At the heart of this dissonance lies the killing of a U.S. citizen, a woman who, according to eyewitnesses and preliminary reports, attempted to drive away from Immigration and Customs Enforcement (ICE) agents who tried to forcibly remove her from her vehicle. In response, an ICE agent shot her three times in the face, killing her instantly. Despite clear questions about the proportionality and legality of the use of lethal force, the Trump administration swiftly labeled her a “left-wing lunatic” and a “domestic terrorist.” Federal law enforcement agencies refused to investigate the shooting, instead calling for probes into the victim and her family—a chilling inversion of justice that treats the dead as suspects and the armed state as infallible.Peaceful protesters soon gathered across the country, many carrying whistles and signs, chanting for accountability. Their demonstrations were, by most accounts, disciplined and nonviolent—perhaps shaped by the very real fear of how heavily armed federal agents respond to unarmed citizens. Yet their calls for justice were drowned out by official rhetoric that equated protest with sedition.

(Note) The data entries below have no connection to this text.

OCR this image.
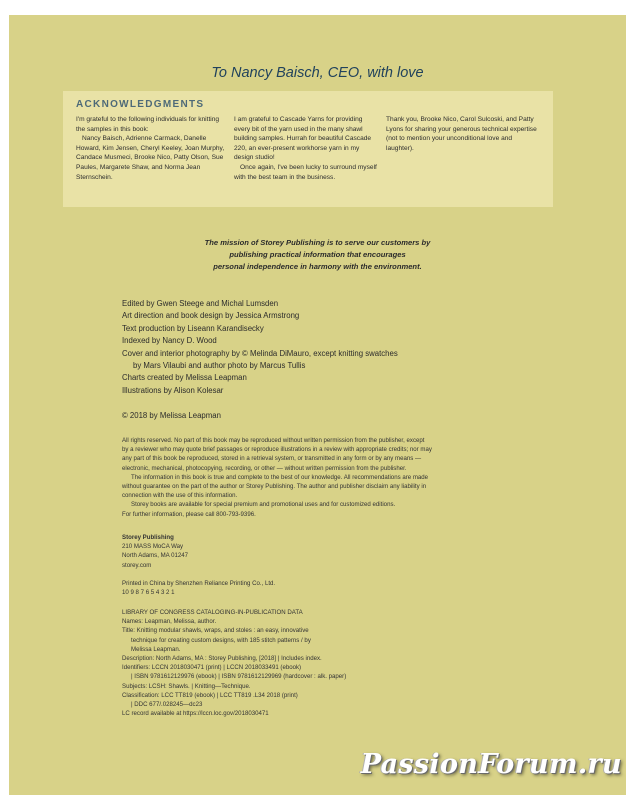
To Nancy Baisch, CEO, with love
ACKNOWLEDGMENTS

I'm grateful to the following individuals for knitting the samples in this book:

Nancy Baisch, Adrienne Carmack, Danelle Howard, Kim Jensen, Cheryl Keeley, Joan Murphy, Candace Musmeci, Brooke Nico, Patty Olson, Sue Paules, Margarete Shaw, and Norma Jean Sternschein.

I am grateful to Cascade Yarns for providing every bit of the yarn used in the many shawl building samples. Hurrah for beautiful Cascade 220, an ever-present workhorse yarn in my design studio!

Once again, I've been lucky to surround myself with the best team in the business.

Thank you, Brooke Nico, Carol Sulcoski, and Patty Lyons for sharing your generous technical expertise (not to mention your unconditional love and laughter).

The mission of Storey Publishing is to serve our customers by
publishing practical information that encourages
personal independence in harmony with the environment.
Edited by Gwen Steege and Michal Lumsden
Art direction and book design by Jessica Armstrong
Text production by Liseann Karandisecky
Indexed by Nancy D. Wood
Cover and interior photography by © Melinda DiMauro, except knitting swatches
by Mars Vilaubi and author photo by Marcus Tullis
Charts created by Melissa Leapman
Illustrations by Alison Kolesar
© 2018 by Melissa Leapman
All rights reserved. No part of this book may be reproduced without written permission from the publisher, except
by a reviewer who may quote brief passages or reproduce illustrations in a review with appropriate credits; nor may
any part of this book be reproduced, stored in a retrieval system, or transmitted in any form or by any means —
electronic, mechanical, photocopying, recording, or other — without written permission from the publisher.
The information in this book is true and complete to the best of our knowledge. All recommendations are made
without guarantee on the part of the author or Storey Publishing. The author and publisher disclaim any liability in
connection with the use of this information.
Storey books are available for special premium and promotional uses and for customized editions.
For further information, please call 800-793-9396.
Storey Publishing
210 MASS MoCA Way
North Adams, MA 01247
storey.com
Printed in China by Shenzhen Reliance Printing Co., Ltd.
10 9 8 7 6 5 4 3 2 1
LIBRARY OF CONGRESS CATALOGING-IN-PUBLICATION DATA
Names: Leapman, Melissa, author.
Title: Knitting modular shawls, wraps, and stoles : an easy, innovative
technique for creating custom designs, with 185 stitch patterns / by
Melissa Leapman.
Description: North Adams, MA : Storey Publishing, [2018] | Includes index.
Identifiers: LCCN 2018030471 (print) | LCCN 2018033491 (ebook)
| ISBN 9781612129976 (ebook) | ISBN 9781612129969 (hardcover : alk. paper)
Subjects: LCSH: Shawls. | Knitting—Technique.
Classification: LCC TT819 (ebook) | LCC TT819 .L34 2018 (print)
| DDC 677/.028245—dc23
LC record available at https://lccn.loc.gov/2018030471
PassionForum.ru
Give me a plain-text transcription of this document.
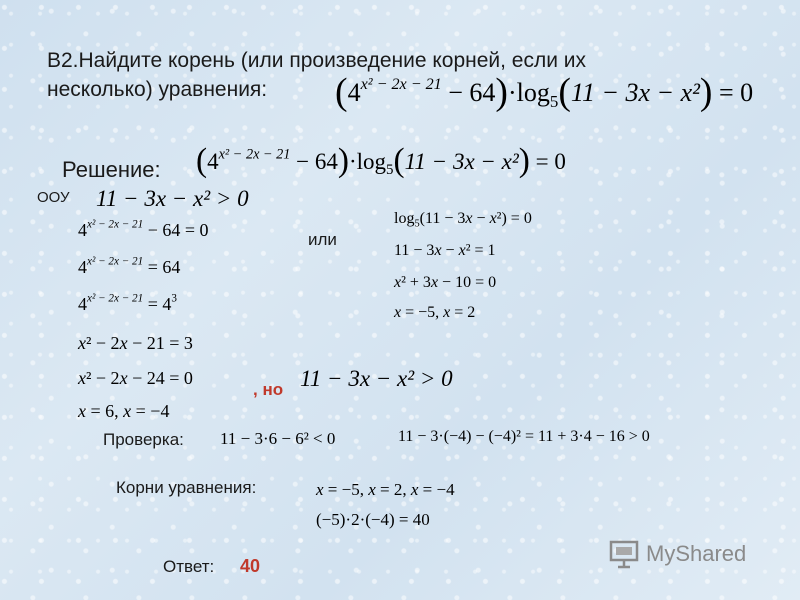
B2.Найдите корень (или произведение корней, если их
несколько) уравнения: $(4^{x^2 - 2x - 21} - 64)\cdot\log_5(11 - 3x - x^2) = 0$
Решение: $(4^{x^2 - 2x - 21} - 64)\cdot\log_5(11 - 3x - x^2) = 0$
ООУ 11 − 3x − x² > 0
$4^{x^2 - 2x - 21} - 64 = 0$
$4^{x^2 - 2x - 21} = 64$
$4^{x^2 - 2x - 21} = 4^3$
x² − 2x − 21 = 3
x² − 2x − 24 = 0
x = 6, x = −4
или
$\log_5(11 - 3x - x^2) = 0$
11 − 3x − x² = 1
x² + 3x − 10 = 0
x = −5, x = 2
, но 11 − 3x − x² > 0
Проверка: 11 − 3·6 − 6² < 0	11 − 3·(−4) − (−4)² = 11 + 3·4 − 16 > 0
Корни уравнения:	x = −5, x = 2, x = −4
(−5)·2·(−4) = 40
Ответ: 40	MyShared
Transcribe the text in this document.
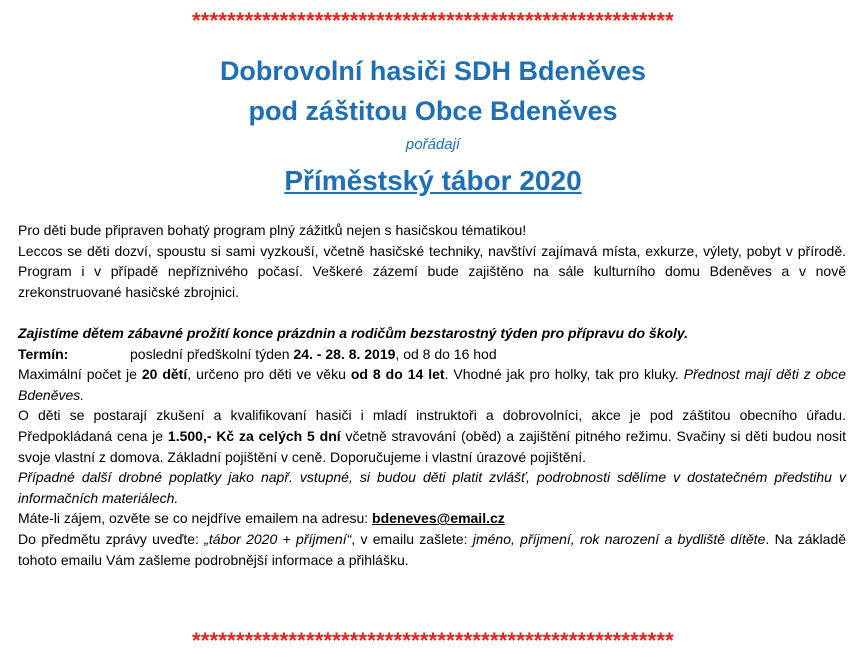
*******************************************************
Dobrovolní hasiči SDH Bdeněves
pod záštitou Obce Bdeněves
pořádají
Příměstský tábor 2020

Pro děti bude připraven bohatý program plný zážitků nejen s hasičskou tématikou!

Leccos se děti dozví, spoustu si sami vyzkouší, včetně hasičské techniky, navštíví zajímavá místa, exkurze, výlety, pobyt v přírodě. Program i v případě nepříznivého počasí. Veškeré zázemí bude zajištěno na sále kulturního domu Bdeněves a v nově zrekonstruované hasičské zbrojnici.

Zajistíme dětem zábavné prožití konce prázdnin a rodičům bezstarostný týden pro přípravu do školy.

Termín:	poslední předškolní týden 24. - 28. 8. 2019, od 8 do 16 hod

Maximální počet je 20 dětí, určeno pro děti ve věku od 8 do 14 let. Vhodné jak pro holky, tak pro kluky. Přednost mají děti z obce Bdeněves.

O děti se postarají zkušení a kvalifikovaní hasiči i mladí instruktoři a dobrovolníci, akce je pod záštitou obecního úřadu. Předpokládaná cena je 1.500,- Kč za celých 5 dní včetně stravování (oběd) a zajištění pitného režimu. Svačiny si děti budou nosit svoje vlastní z domova. Základní pojištění v ceně. Doporučujeme i vlastní úrazové pojištění.

Případné další drobné poplatky jako např. vstupné, si budou děti platit zvlášť, podrobnosti sdělíme v dostatečném předstihu v informačních materiálech.

Máte-li zájem, ozvěte se co nejdříve emailem na adresu: bdeneves@email.cz

Do předmětu zprávy uveďte: „tábor 2020 + příjmení“, v emailu zašlete: jméno, příjmení, rok narození a bydliště dítěte. Na základě tohoto emailu Vám zašleme podrobnější informace a přihlášku.

*******************************************************
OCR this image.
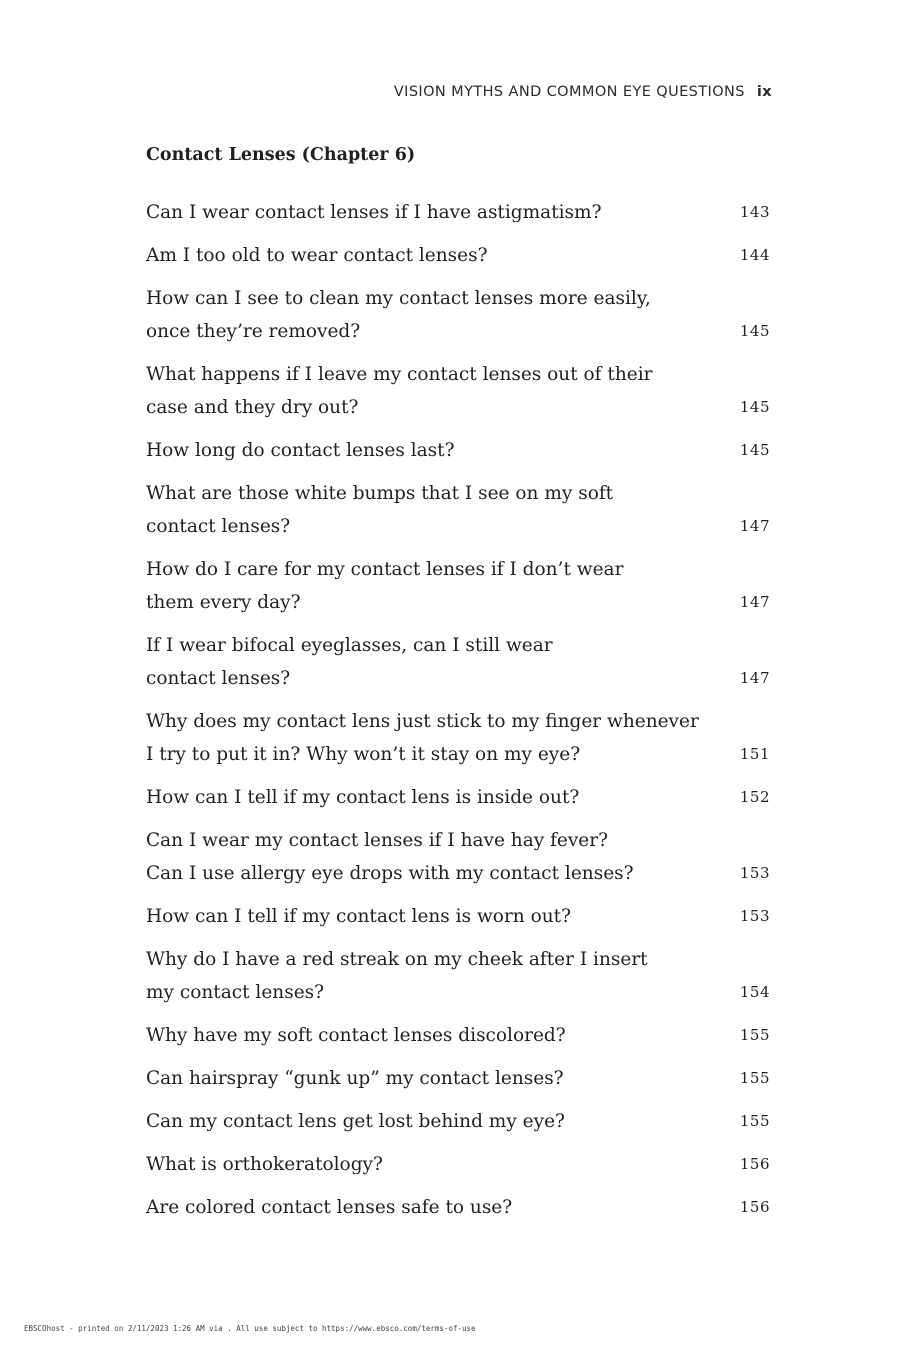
VISION MYTHS AND COMMON EYE QUESTIONS ix
Contact Lenses (Chapter 6)
Can I wear contact lenses if I have astigmatism?	143
Am I too old to wear contact lenses?	144
How can I see to clean my contact lenses more easily,
once they’re removed?	145
What happens if I leave my contact lenses out of their
case and they dry out?	145
How long do contact lenses last?	145
What are those white bumps that I see on my soft
contact lenses?	147
How do I care for my contact lenses if I don’t wear
them every day?	147
If I wear bifocal eyeglasses, can I still wear
contact lenses?	147
Why does my contact lens just stick to my finger whenever
I try to put it in? Why won’t it stay on my eye?	151
How can I tell if my contact lens is inside out?	152
Can I wear my contact lenses if I have hay fever?
Can I use allergy eye drops with my contact lenses?	153
How can I tell if my contact lens is worn out?	153
Why do I have a red streak on my cheek after I insert
my contact lenses?	154
Why have my soft contact lenses discolored?	155
Can hairspray “gunk up” my contact lenses?	155
Can my contact lens get lost behind my eye?	155
What is orthokeratology?	156
Are colored contact lenses safe to use?	156
EBSCOhost - printed on 2/11/2023 1:26 AM via . All use subject to https://www.ebsco.com/terms-of-use
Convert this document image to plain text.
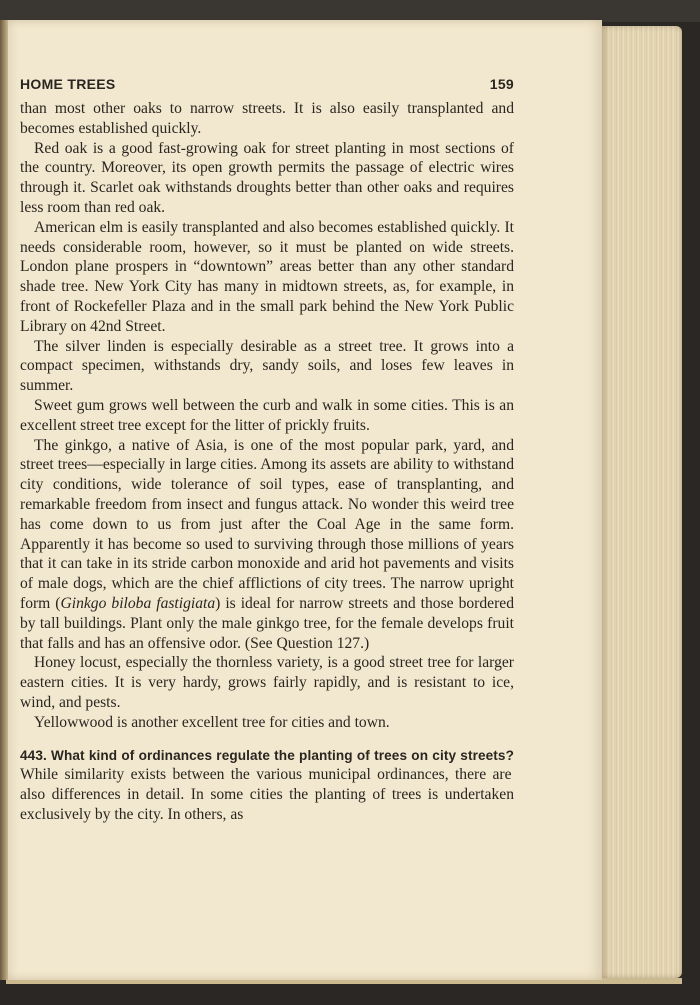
HOME TREES	159

than most other oaks to narrow streets. It is also easily transplanted and becomes established quickly.

Red oak is a good fast-growing oak for street planting in most sections of the country. Moreover, its open growth permits the passage of electric wires through it. Scarlet oak withstands droughts better than other oaks and requires less room than red oak.

American elm is easily transplanted and also becomes established quickly. It needs considerable room, however, so it must be planted on wide streets. London plane prospers in “downtown” areas better than any other standard shade tree. New York City has many in midtown streets, as, for example, in front of Rockefeller Plaza and in the small park behind the New York Public Library on 42nd Street.

The silver linden is especially desirable as a street tree. It grows into a compact specimen, withstands dry, sandy soils, and loses few leaves in summer.

Sweet gum grows well between the curb and walk in some cities. This is an excellent street tree except for the litter of prickly fruits.

The ginkgo, a native of Asia, is one of the most popular park, yard, and street trees—especially in large cities. Among its assets are ability to withstand city conditions, wide tolerance of soil types, ease of transplanting, and remarkable freedom from insect and fungus attack. No wonder this weird tree has come down to us from just after the Coal Age in the same form. Apparently it has become so used to surviving through those millions of years that it can take in its stride carbon monoxide and arid hot pavements and visits of male dogs, which are the chief afflictions of city trees. The narrow upright form (Ginkgo biloba fastigiata) is ideal for narrow streets and those bordered by tall buildings. Plant only the male ginkgo tree, for the female develops fruit that falls and has an offensive odor. (See Question 127.)

Honey locust, especially the thornless variety, is a good street tree for larger eastern cities. It is very hardy, grows fairly rapidly, and is resistant to ice, wind, and pests.

Yellowwood is another excellent tree for cities and town.

443. What kind of ordinances regulate the planting of trees on city streets? While similarity exists between the various municipal ordinances, there are also differences in detail. In some cities the planting of trees is undertaken exclusively by the city. In others, as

Yet in Washington, these same armed rioters are hailed as “freedom fighters” and “patriots.”
This glaring double standard was recently examined—though not fully confronted—in a New York Times analysis titled “Trump Supports the Protesters, Except Those Protesting Him.” The piece juxtaposed images of Minneapolis and Tehran to underscore the administration’s selective empathy: protest is noble when it destabilizes geopolitical rivals, but treasonous when it questions American authority.
What the Times only hinted at, however, is the racialized and religious undercurrent driving this inconsistency. The U.S. protester was a woman whose life was deemed expendable the moment she resisted state intrusion. Her death was not mourned; it was justified. In contrast, Iranian rioters, despite committing acts of violence that included desecrating religious spaces and killing scores of people, are romanticized because their rebellion serves U.S. strategic interests in weakening the Iranian government.
This is cynical commodification of human suffering. Western governments, and the media that often echoes their framing, treat Muslim lives as transactional: valuable only when their pain can be leveraged to justify intervention, sanctions, or regime change.
Human rights advocates have long warned against this selective morality. Universal rights cannot be universal only when convenient. The right to protest, to be free from arbitrary state violence, to receive impartial investigation after death—these should not hinge on geography, religion, or whether one’s resistance aligns with U.S. foreign policy goals.The killing in Minneapolis was not just a failure of law enforcement—it was a symptom of a broader moral collapse. As long as Western leaders can praise armed insurrection overseas—even when it targets houses of worship—while criminalizing peaceful dissent at home, the notion of human rights remains hollow, weaponized not to protect the vulnerable, but to advance power.
Media Coverage of the Protests in Iran
As with the actions of the administration, the U.S. press has framed its reporting to serve the same objective: mobilizing the streets and increasing pressure on the Iranian government.
At the same time as the protests continued in Iran, American and Western media outlets published reports containing multiple sensitive allegations with misleading content.
The British newspaper The Times claimed that Ayatollah Khamenei was preparing to flee to Russia with his family and close associates, asserting that Russian cargo aircraft were present in Tehran and that the country’s gold reserves would be transported abroad. Another report, published by the French newspaper Le Figaro, alleged that senior Iranian officials—including the Speaker of the Iranian Parliament, Mohammad Bagher Ghalibaf—had applied for entry visas to France. American and Israeli media outlets likewise chose to disseminate misleading reports regarding the protests in Iran.
In reality, these reports aimed to escalate internal tensions in Iran by conveying the message that “the regime is on the verge of collapse.” However, because the reports were not based on any credible information or evidence, they failed to generate serious credibility either within Iran or internationally. Iranian officials did not even deem it necessary to issue denials. Nevertheless, the reports circulated widely on social media, causing a brief period of confusion.